Assigned to moderate reformism and no supporter of breaks, Antonia Ponz advocated for economic development and patronage, in the progress of the country, while avoiding reference to sociability and everyday life.

== Works ==
- Voyage around Spain, or letters in which there is news of the most significant and worthy of knowing Published by Ibarra, Madrid, 1772–1794, in 18 volumes "Octavo" format (About 107x157mm):
  - Volume I: Madrid, Toledo, Aranjuez, Alcalá de Henares, Guadalajara, Huete.
  - Volume II: Madrid, Escorial, Guisando.
  - Volume III: Cuenca, Madrid, Arganda, Ucles, Huete, Requena, Valencia, Chelva.
  - Volume IV: Valencia, Segorbe, Murviedro, Xativa, Almansa.
  - Volume V: Madrid.
  - Volume VI: Real Madrid and sites immediately.
  - Volume VII: Madrid, Talavera de la Reina, Guadalupe, Talavera la Vieja, Plasencia Yuste, Trujillo, Medellín, Las Batuecas Hurdes, Plasencia.
  - Volume VIII: Plasencia, Bejar, Coria, Oliva, Alcántara, Cáceres, Mérida, Montijo, Badajoz, Jerez de los Caballeros, Fregenal, Zafra, Cantillana, Santiponce, Triana.
  - Volume IX: Sevilla.
  - Volume X: Alcobendas, Torrelaguna, Buitrago, San Ildefonso, Segovia.
  - Volume XI: Cuellar, Montemayor, Tudela, Valladolid, Palencia, Carrion de los Condes, Sahagún, León, Monsoon, Aguilar de Campo, Torquemada.
  - Volume XII: Burgos, Lerma, Aranda de Duero, Ampudia, Medina de Rioseco, Tordesillas, Medina del Campo, Salamanca, Alba de Tormes, Avila, Ciudad Rodrigo.
  - Volume XIII: Hita, Sigüenza, Medinaceli, Calatayud, Molina de Aragón, Teruel, Caudiel, Villareal, Castellón de la Plana, Torreblanca, Alcalá de Chisvert, Benicarló, Peñíscola, Ulldecona, Tortosa, Tarragona.
  - Volume XIV: Barcelona, Mataro, Girona, Montserrat, Martorell, pregnant, Igualada, Solsona, Cervera, Lleida.
  - Volume XV: Zaragoza, Daroca.
  - Volume XVI: Aranjuez, Ocaña, Valdepeñas, Consuegra, Ciudad Real, Almagro, Linares Baeza, Ubeda, Jaén, Arjona, Bailen, Córdoba.
  - Volume XVII: Córdoba, Ecija, Lucena, Carmona, Seville, Utrera, Jerez de la Frontera, Cádiz.
  - Volume XVIII: Cádiz, Chiclana, Puerto de Santa Maria, Medina Sidonia, Tarifa, Gibraltar, Ronda, Sanlucar de Barrameda, Lebrija, Osuna, Antequera, Malaga, Alhama.
- Travel outside of Spain,1785, 2 vols. (For the Netherlands, England, Holland, Belgium and France)
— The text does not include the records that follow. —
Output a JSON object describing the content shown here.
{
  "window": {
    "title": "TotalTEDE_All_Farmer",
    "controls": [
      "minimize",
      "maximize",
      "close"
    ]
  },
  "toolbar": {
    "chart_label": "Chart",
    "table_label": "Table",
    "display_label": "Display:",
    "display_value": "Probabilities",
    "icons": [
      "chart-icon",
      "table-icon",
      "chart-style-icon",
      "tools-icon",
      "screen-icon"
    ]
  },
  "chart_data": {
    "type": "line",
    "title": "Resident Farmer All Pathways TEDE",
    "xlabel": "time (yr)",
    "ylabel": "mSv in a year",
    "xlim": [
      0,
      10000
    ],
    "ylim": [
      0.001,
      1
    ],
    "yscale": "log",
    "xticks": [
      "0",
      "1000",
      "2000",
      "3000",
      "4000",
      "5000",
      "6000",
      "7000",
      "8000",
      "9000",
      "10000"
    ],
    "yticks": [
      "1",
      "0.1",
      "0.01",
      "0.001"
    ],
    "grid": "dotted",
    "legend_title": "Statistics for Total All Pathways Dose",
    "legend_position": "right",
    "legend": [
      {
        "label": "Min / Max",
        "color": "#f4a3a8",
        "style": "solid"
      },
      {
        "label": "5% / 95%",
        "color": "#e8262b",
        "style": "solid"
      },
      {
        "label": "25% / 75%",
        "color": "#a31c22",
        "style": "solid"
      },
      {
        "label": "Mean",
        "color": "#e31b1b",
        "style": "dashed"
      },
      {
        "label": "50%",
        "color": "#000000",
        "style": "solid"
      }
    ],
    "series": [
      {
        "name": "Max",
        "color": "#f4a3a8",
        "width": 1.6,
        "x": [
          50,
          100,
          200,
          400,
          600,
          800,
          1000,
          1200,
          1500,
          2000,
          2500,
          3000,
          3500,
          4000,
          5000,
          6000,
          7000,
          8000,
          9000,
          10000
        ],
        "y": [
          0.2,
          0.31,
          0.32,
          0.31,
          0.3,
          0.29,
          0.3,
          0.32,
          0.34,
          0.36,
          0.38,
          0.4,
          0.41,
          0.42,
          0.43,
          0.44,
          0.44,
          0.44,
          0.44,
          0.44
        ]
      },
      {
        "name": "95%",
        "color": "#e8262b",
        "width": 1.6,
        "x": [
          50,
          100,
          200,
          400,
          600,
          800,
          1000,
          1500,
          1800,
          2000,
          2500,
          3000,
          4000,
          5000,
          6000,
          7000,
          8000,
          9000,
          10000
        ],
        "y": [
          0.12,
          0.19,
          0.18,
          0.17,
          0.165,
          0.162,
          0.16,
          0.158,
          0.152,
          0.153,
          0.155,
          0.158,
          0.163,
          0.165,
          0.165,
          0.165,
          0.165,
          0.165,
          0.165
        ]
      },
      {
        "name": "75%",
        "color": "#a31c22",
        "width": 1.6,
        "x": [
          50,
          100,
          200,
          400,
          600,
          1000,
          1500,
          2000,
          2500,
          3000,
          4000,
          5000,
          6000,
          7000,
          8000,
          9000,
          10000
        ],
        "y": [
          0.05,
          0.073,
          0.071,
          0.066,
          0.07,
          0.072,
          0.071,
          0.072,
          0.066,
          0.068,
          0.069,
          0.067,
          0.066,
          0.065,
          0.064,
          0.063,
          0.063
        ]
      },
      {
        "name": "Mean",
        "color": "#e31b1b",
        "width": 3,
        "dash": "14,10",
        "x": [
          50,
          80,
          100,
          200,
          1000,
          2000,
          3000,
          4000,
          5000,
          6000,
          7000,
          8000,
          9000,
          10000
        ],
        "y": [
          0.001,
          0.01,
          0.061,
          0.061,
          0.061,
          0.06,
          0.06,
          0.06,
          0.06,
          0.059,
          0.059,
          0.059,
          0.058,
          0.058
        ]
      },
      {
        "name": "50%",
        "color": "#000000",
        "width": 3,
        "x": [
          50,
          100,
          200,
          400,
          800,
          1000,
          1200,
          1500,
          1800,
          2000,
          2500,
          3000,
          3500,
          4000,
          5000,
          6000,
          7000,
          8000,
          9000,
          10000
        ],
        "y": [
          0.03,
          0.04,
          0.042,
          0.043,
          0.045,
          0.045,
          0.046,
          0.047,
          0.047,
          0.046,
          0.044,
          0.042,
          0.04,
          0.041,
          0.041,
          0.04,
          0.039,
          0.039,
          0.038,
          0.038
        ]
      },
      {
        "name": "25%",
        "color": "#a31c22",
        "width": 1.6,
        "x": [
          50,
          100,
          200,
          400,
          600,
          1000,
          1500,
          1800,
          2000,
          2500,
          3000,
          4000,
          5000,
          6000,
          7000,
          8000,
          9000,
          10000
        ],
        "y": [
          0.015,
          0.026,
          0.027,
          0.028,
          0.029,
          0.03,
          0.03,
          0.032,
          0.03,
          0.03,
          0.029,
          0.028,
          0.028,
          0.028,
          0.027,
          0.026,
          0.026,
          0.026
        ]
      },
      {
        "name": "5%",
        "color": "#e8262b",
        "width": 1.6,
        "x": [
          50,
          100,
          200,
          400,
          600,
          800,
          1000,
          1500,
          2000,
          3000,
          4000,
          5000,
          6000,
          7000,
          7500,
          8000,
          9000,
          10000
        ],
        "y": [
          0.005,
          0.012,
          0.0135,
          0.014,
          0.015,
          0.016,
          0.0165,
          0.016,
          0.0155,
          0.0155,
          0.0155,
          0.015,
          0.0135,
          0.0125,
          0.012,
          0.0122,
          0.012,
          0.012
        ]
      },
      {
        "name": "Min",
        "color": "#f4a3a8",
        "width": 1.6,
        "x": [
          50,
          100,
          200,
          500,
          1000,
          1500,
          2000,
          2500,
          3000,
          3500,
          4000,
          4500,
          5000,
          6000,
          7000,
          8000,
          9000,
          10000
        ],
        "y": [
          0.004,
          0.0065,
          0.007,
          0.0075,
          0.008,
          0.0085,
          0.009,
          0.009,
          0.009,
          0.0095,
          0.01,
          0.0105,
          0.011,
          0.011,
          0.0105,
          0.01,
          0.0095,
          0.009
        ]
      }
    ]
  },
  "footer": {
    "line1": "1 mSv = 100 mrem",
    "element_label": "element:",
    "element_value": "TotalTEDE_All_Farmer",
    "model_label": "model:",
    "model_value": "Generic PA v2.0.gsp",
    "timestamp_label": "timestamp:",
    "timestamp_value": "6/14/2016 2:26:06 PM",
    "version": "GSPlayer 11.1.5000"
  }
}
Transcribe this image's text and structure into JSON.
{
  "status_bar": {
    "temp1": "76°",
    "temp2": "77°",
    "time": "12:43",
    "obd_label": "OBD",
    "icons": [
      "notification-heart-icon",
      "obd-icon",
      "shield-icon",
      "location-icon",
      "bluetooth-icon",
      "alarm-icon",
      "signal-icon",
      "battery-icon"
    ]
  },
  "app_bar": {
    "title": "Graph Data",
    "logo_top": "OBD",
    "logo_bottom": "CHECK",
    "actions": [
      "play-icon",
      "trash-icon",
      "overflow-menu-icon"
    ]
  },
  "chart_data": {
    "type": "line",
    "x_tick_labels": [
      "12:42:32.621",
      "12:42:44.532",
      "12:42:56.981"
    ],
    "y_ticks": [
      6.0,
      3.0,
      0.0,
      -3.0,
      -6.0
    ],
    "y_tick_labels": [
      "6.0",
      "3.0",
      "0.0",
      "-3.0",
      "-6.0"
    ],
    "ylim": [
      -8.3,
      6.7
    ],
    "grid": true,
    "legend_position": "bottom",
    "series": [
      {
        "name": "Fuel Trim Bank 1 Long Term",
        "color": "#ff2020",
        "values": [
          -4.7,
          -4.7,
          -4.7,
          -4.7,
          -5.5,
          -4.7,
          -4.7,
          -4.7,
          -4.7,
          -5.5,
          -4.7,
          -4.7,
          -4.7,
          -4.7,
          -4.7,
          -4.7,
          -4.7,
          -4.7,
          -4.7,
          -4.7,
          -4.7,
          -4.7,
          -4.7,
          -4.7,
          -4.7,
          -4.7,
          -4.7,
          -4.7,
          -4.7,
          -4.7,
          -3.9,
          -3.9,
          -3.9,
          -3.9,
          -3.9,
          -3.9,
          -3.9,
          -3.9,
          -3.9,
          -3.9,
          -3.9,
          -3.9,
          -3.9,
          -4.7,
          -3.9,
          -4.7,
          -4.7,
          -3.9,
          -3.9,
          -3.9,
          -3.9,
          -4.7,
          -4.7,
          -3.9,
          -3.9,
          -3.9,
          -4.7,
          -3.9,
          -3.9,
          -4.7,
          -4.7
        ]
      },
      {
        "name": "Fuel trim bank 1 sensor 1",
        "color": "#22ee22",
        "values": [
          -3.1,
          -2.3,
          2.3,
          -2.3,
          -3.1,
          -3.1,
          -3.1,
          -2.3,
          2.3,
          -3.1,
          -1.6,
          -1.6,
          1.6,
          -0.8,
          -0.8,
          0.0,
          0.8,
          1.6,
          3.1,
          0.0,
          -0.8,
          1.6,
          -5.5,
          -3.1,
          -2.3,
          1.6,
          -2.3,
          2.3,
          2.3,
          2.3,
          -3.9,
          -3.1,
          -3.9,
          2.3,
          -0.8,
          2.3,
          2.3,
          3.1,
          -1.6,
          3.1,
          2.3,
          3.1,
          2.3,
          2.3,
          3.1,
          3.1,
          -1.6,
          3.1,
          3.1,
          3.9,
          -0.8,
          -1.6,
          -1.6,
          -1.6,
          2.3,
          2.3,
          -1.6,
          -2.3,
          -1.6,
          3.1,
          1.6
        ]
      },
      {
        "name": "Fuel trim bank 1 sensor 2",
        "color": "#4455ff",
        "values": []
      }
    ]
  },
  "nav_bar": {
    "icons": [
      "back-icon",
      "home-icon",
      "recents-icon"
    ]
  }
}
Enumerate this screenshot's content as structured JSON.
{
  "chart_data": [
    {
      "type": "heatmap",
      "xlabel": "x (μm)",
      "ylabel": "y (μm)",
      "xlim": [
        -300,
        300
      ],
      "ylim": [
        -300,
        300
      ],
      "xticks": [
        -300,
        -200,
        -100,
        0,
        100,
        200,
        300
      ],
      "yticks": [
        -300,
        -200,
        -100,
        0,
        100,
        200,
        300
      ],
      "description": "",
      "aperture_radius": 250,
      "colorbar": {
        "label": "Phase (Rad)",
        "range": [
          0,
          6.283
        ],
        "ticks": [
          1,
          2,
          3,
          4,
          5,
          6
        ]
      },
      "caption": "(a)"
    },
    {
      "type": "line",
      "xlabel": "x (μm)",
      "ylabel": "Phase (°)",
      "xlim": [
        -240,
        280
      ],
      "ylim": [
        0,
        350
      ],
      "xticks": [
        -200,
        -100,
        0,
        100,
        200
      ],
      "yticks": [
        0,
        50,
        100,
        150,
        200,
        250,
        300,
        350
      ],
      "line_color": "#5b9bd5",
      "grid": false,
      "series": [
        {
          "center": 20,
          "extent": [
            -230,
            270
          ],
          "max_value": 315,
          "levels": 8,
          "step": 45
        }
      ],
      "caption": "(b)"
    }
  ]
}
The two works have been reissued together in the twentieth century in two editions of the 20 volumes: the first in "Ponz, Antonio:Tour of Spain, followed by two volumes of traveling outside of Spain. Preparation, introduction and additional indices by Casto Maria del Rivero, Madrid, Editorial Aguilar, 1947 reprinted in 1988 and the second, a facsimile edition of 20 volumes published in Madrid by the publisher Atlas, in 1973, which reproduces the latest edition of the eighteenth century edition without comment or annotation.